I was Italian. Growing up with two Italian grandmothers and one Italian grandfather, I identified as Italian. Both Italian grandmothers spoiled me with their excellent cooking and Italian-English conversations, so of course I felt at home with being Italian.

But Portuguese? That sounded so cool and so different at the same time. Maybe I was from one of the tiny countries on my GeoSafari talking globe? I remember GeoSafari always asking me questions about capitals, and Lisbon was definitely in the mix of answers that I would sometimes get right.  I would always gravitate toward Lisbon whenever I was asked about European capitals. Maybe the weird toys of my childhood were giving me a clue to my heritage.

A few clues were right in front of me. My grandfather’s surname and my mother’s maiden name is Coutinho. In Portuguese, it means “game reservation” and it is similar to the family name Couto. Coutinho is common throughout Portugal, the Azores, Brazil and some areas of India.

But I also didn’t have any Portuguese people to turn to in Westchester County, New York. The Portuguese community feels so small in the United States compared to other countries. Only 1,177,112 people have Portuguese ancestry in the United States compared to German ancestry (42,885,162) or Italian ancestry (15,723,555), according to the 2000 U.S. Census. So it’s hard to live in a Portuguese community unless you live in certain parts of Massachusetts, California and Rhode Island.

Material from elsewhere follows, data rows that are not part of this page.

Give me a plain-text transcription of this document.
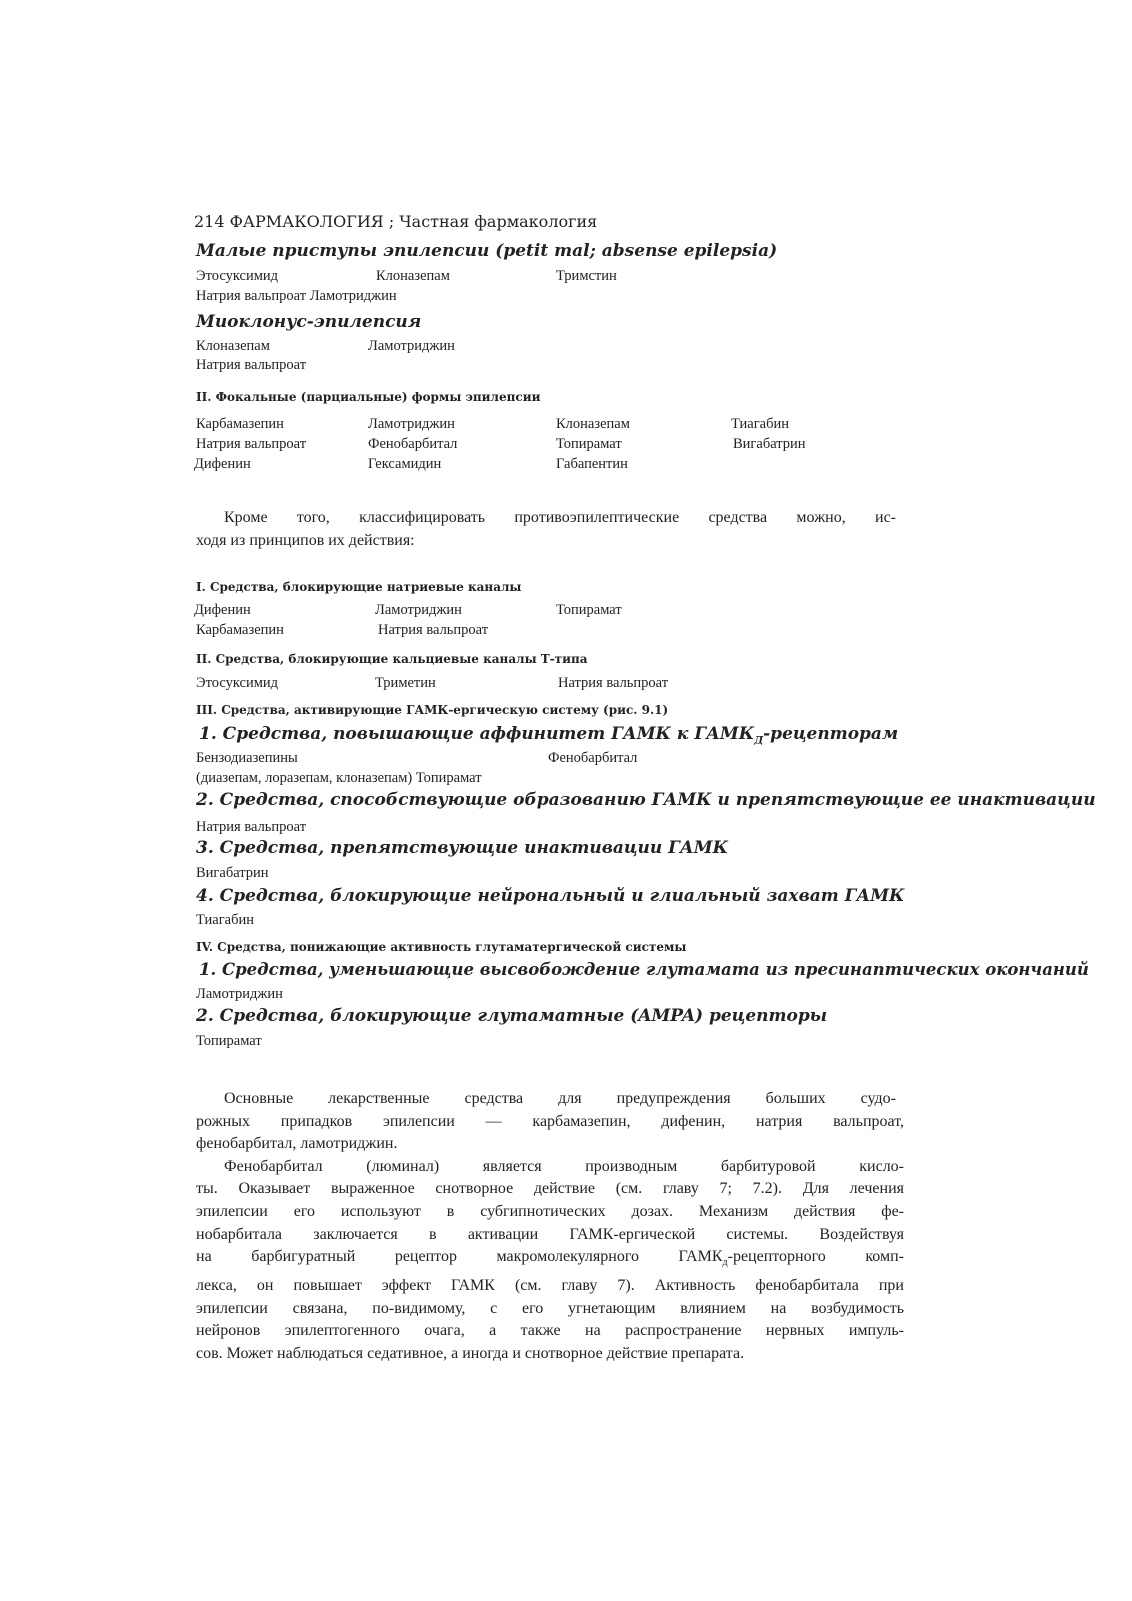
214 ФАРМАКОЛОГИЯ ; Частная фармакология
Малые приступы эпилепсии (petit mal; absense epilepsia)
Этосуксимид	Клоназепам	Тримстин
Натрия вальпроат Ламотриджин
Миоклонус-эпилепсия
Клоназепам	Ламотриджин
Натрия вальпроат
II. Фокальные (парциальные) формы эпилепсии
Карбамазепин	Ламотриджин	Клоназепам	Тиагабин
Натрия вальпроат	Фенобарбитал	Топирамат	Вигабатрин
Дифенин	Гексамидин	Габапентин

Кроме того, классифицировать противоэпилептические средства можно, ис-

ходя из принципов их действия:

I. Средства, блокирующие натриевые каналы
Дифенин	Ламотриджин	Топирамат
Карбамазепин	Натрия вальпроат
II. Средства, блокирующие кальциевые каналы Т-типа
Этосуксимид	Триметин	Натрия вальпроат
III. Средства, активирующие ГАМК-ергическую систему (рис. 9.1)
1. Средства, повышающие аффинитет ГАМК к $ГАМК_Д$-рецепторам
Бензодиазепины	Фенобарбитал
(диазепам, лоразепам, клоназепам) Топирамат
2. Средства, способствующие образованию ГАМК и препятствующие ее инактивации
Натрия вальпроат
3. Средства, препятствующие инактивации ГАМК
Вигабатрин
4. Средства, блокирующие нейрональный и глиальный захват ГАМК
Тиагабин
IV. Средства, понижающие активность глутаматергической системы
1. Средства, уменьшающие высвобождение глутамата из пресинаптических окончаний
Ламотриджин
2. Средства, блокирующие глутаматные (AMPA) рецепторы
Топирамат

Основные лекарственные средства для предупреждения больших судо-

рожных припадков эпилепсии — карбамазепин, дифенин, натрия вальпроат,

фенобарбитал, ламотриджин.

Фенобарбитал (люминал) является производным барбитуровой кисло-

ты. Оказывает выраженное снотворное действие (см. главу 7; 7.2). Для лечения

эпилепсии его используют в субгипнотических дозах. Механизм действия фе-

нобарбитала заключается в активации ГАМК-ергической системы. Воздействуя

на барбигуратный рецептор макромолекулярного $ГАМК_д$-рецепторного комп-

лекса, он повышает эффект ГАМК (см. главу 7). Активность фенобарбитала при

эпилепсии связана, по-видимому, с его угнетающим влиянием на возбудимость

нейронов эпилептогенного очага, а также на распространение нервных импуль-

сов. Может наблюдаться седативное, а иногда и снотворное действие препарата.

What would it have been like to know I was Portuguese American from birth? To speak a language that often crosses between French and Spanish? Eating arroz de pato for dinner? Watching Seleção Portuguesa de Futebol? I couldn’t tell you.

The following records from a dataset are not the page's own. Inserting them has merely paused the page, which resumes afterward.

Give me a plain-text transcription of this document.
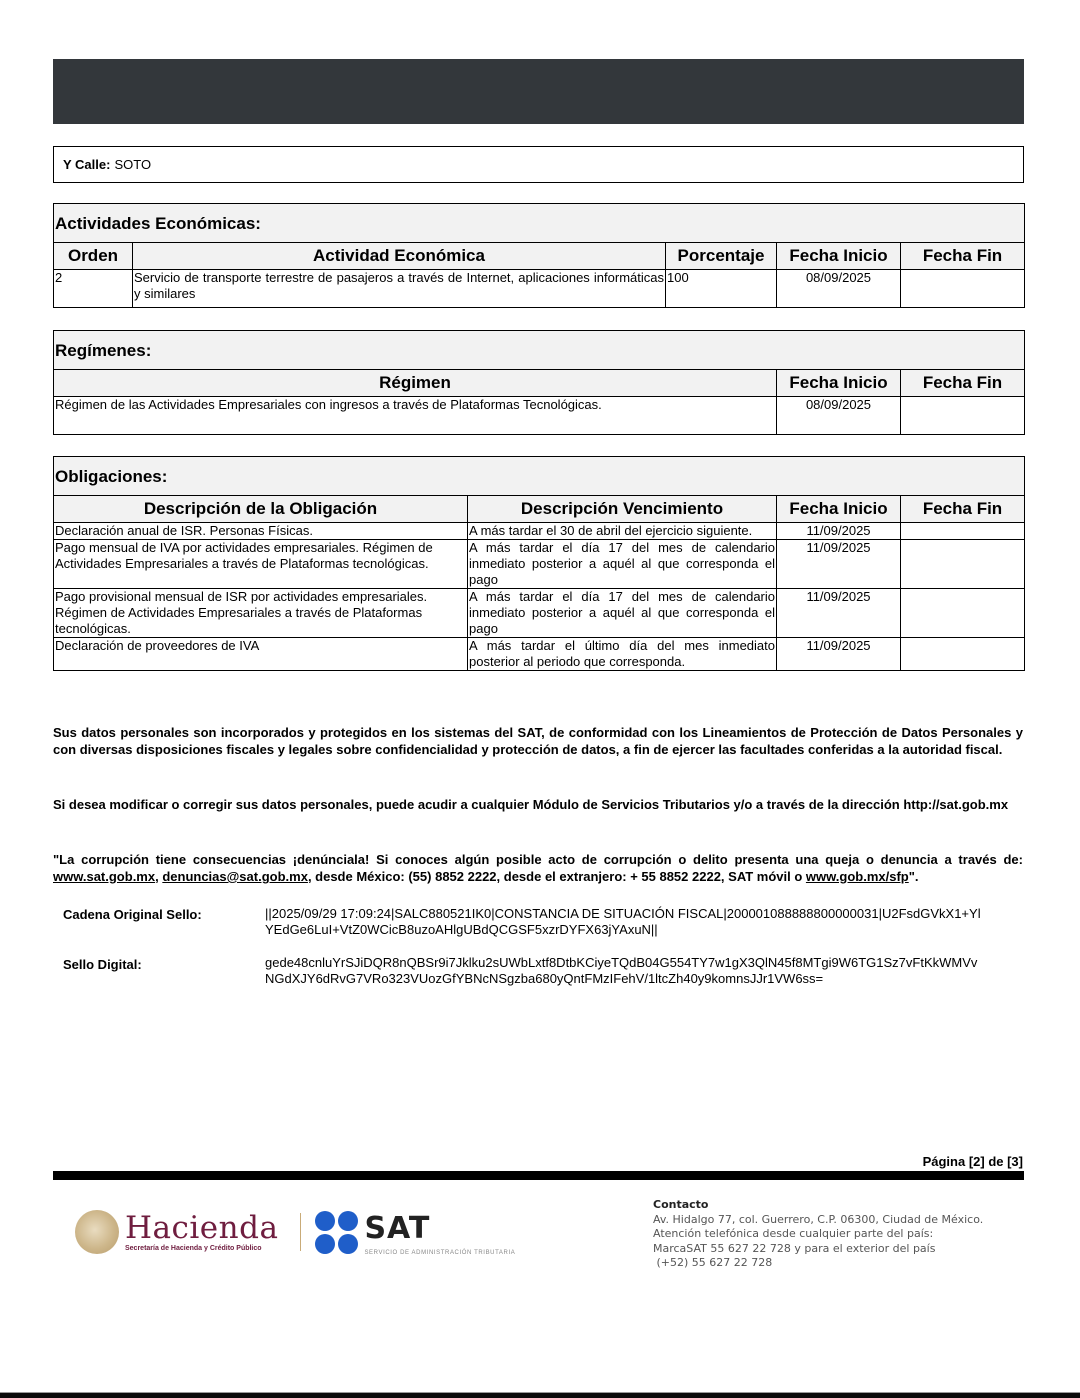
Y Calle: SOTO
Actividades Económicas:				
Orden	Actividad Económica	Porcentaje	Fecha Inicio	Fecha Fin
2	Servicio de transporte terrestre de pasajeros a través de Internet, aplicaciones informáticas y similares	100	08/09/2025	
Regímenes:		
Régimen	Fecha Inicio	Fecha Fin
Régimen de las Actividades Empresariales con ingresos a través de Plataformas Tecnológicas.	08/09/2025	
Obligaciones:			
Descripción de la Obligación	Descripción Vencimiento	Fecha Inicio	Fecha Fin
Declaración anual de ISR. Personas Físicas.	A más tardar el 30 de abril del ejercicio siguiente.	11/09/2025	
Pago mensual de IVA por actividades empresariales. Régimen de Actividades Empresariales a través de Plataformas tecnológicas.	A más tardar el día 17 del mes de calendario inmediato posterior a aquél al que corresponda el pago	11/09/2025	
Pago provisional mensual de ISR por actividades empresariales. Régimen de Actividades Empresariales a través de Plataformas tecnológicas.	A más tardar el día 17 del mes de calendario inmediato posterior a aquél al que corresponda el pago	11/09/2025	
Declaración de proveedores de IVA	A más tardar el último día del mes inmediato posterior al periodo que corresponda.	11/09/2025	
Sus datos personales son incorporados y protegidos en los sistemas del SAT, de conformidad con los Lineamientos de Protección de Datos Personales y con diversas disposiciones fiscales y legales sobre confidencialidad y protección de datos, a fin de ejercer las facultades conferidas a la autoridad fiscal.
Si desea modificar o corregir sus datos personales, puede acudir a cualquier Módulo de Servicios Tributarios y/o a través de la dirección http://sat.gob.mx
"La corrupción tiene consecuencias ¡denúnciala! Si conoces algún posible acto de corrupción o delito presenta una queja o denuncia a través de: www.sat.gob.mx, denuncias@sat.gob.mx, desde México: (55) 8852 2222, desde el extranjero: + 55 8852 2222, SAT móvil o www.gob.mx/sfp".
Cadena Original Sello:	||2025/09/29 17:09:24|SALC880521IK0|CONSTANCIA DE SITUACIÓN FISCAL|200001088888800000031|U2FsdGVkX1+YlYEdGe6LuI+VtZ0WCicB8uzoAHlgUBdQCGSF5xzrDYFX63jYAxuN||
Sello Digital:	gede48cnluYrSJiDQR8nQBSr9i7Jklku2sUWbLxtf8DtbKCiyeTQdB04G554TY7w1gX3QlN45f8MTgi9W6TG1Sz7vFtKkWMVvNGdXJY6dRvG7VRo323VUozGfYBNcNSgzba680yQntFMzIFehV/1ltcZh40y9komnsJJr1VW6ss=
Página [2] de [3]
Hacienda
Secretaría de Hacienda y Crédito Público
SAT
SERVICIO DE ADMINISTRACIÓN TRIBUTARIA
Contacto
Av. Hidalgo 77, col. Guerrero, C.P. 06300, Ciudad de México.
Atención telefónica desde cualquier parte del país:
MarcaSAT 55 627 22 728 y para el exterior del país
(+52) 55 627 22 728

After I learned I was Portuguese in elementary school, I wanted to explore another part of my heritage and learn more about who I am. I didn’t want to feel disconnected with my grandfather and my ancestors. I wanted to know what it was like for them to leave the Azores and come to Massachusetts.

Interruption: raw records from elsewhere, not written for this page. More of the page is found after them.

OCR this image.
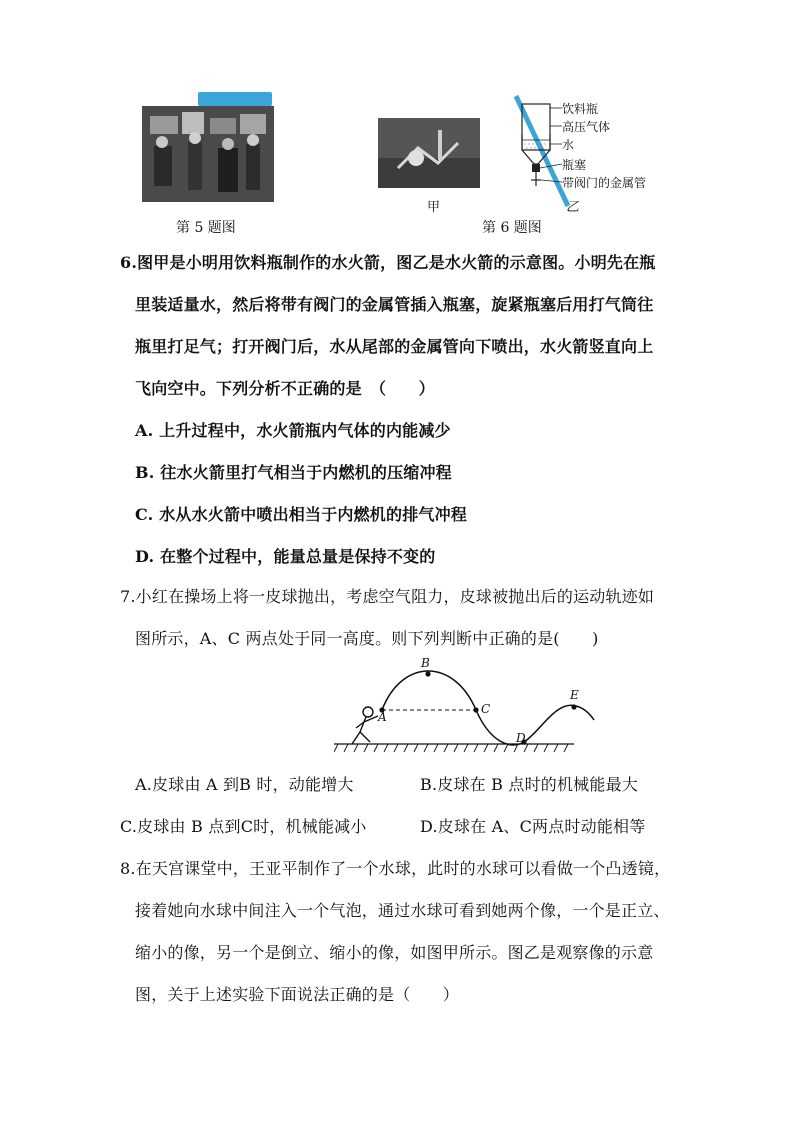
第 5 题图
甲
饮料瓶
高压气体
水
瓶塞
带阀门的金属管
乙
第 6 题图
6.图甲是小明用饮料瓶制作的水火箭，图乙是水火箭的示意图。小明先在瓶
里装适量水，然后将带有阀门的金属管插入瓶塞，旋紧瓶塞后用打气筒往
瓶里打足气；打开阀门后，水从尾部的金属管向下喷出，水火箭竖直向上
飞向空中。下列分析不正确的是　（　　）
A. 上升过程中，水火箭瓶内气体的内能减少
B. 往水火箭里打气相当于内燃机的压缩冲程
C. 水从水火箭中喷出相当于内燃机的排气冲程
D. 在整个过程中，能量总量是保持不变的
7.小红在操场上将一皮球抛出，考虑空气阻力，皮球被抛出后的运动轨迹如
图所示，A、C 两点处于同一高度。则下列判断中正确的是(　　)
A
B
C
D
E
A.皮球由 A 到B 时，动能增大	B.皮球在 B 点时的机械能最大
C.皮球由 B 点到C时，机械能减小	D.皮球在 A、C两点时动能相等
8.在天宫课堂中，王亚平制作了一个水球，此时的水球可以看做一个凸透镜，
接着她向水球中间注入一个气泡，通过水球可看到她两个像，一个是正立、
缩小的像，另一个是倒立、缩小的像，如图甲所示。图乙是观察像的示意
图，关于上述实验下面说法正确的是（　　）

Between the ages of eight and 13, I didn’t do research but I asked my mom A LOT of questions. She shared a few memories about my grandfather’s extended family, including the time she stayed on a relative’s farm in Massachusetts.

In between dance lessons and homework, I would also search online about Portugal. Memories and the web weren’t enough though; I had to personally get acquainted with my Portuguese side.

Food was one of my first experiences with the Portuguese American lifestyle. When I was 14, I remember visiting my grandpa’s apartment. While he was out running errands, I opened the fridge for some lunch. Inside a microwave dish had sausage and potatoes soaked in oil. Little did I know that my meal was indeed linguica e batata, a popular Portuguese dish. It was so damn good I ate the whole thing.

Witnessing the Portuguese culture also inspired me to get more into my culture throughout my teenage years. One of my close friends in high school was Portuguese and I remember we wore the same Cristiano Ronaldo jerseys for one of the big Euro tournaments. It felt so cool to wear another team besides the United States or Italy.

Portuguese people also would pursue me in my college years. It was like they had a secret radar and they would scout me when I worked at Urban Outfitters on school breaks. International shoppers would come up to me, tap my arm and start speaking Portuguese. Unable to answer, I would try not to be awkward and take out Google Translator.

I couldn’t speak back and communicate with them. Going through this several times inspired me to start learning Portuguese on my own. By the time I graduated, I knew how to introduce myself and greet others.

Now that I’ve learned more about being Portuguese, how I look makes sense. Brown hair, brown eyes, freckles and light olive skin. If, I didn’t look Portuguese, I wouldn’t have been approached in my environment. It felt good to actually physically look Portuguese.

This whole time though, I still embrace my Italian side too—all 75 percent of me. I find it fun to the fact that I inherited both the Iberian Peninsula and the Mediterranean from my parents. It gets especially interesting making people guess that I’m both Italian and Portuguese. Once I reveal my gene pool, people are amazed that I have two completely different bloodlines.

I’m still exploring what it means to be Portuguese American, and it feels like I’m wandering sometimes. Throughout the years, I’ve found some comfort in my own adventures and learned that I need to pursue the past to get to the present.

In the next few years, I want to meet my extended family if they are on the East Coast, travel to the Azores and Lisbon and show off my culinary skills at dinners. Once my grandpa and mom are gone, it will be up to me to keep the Portuguese traditions and stories alive.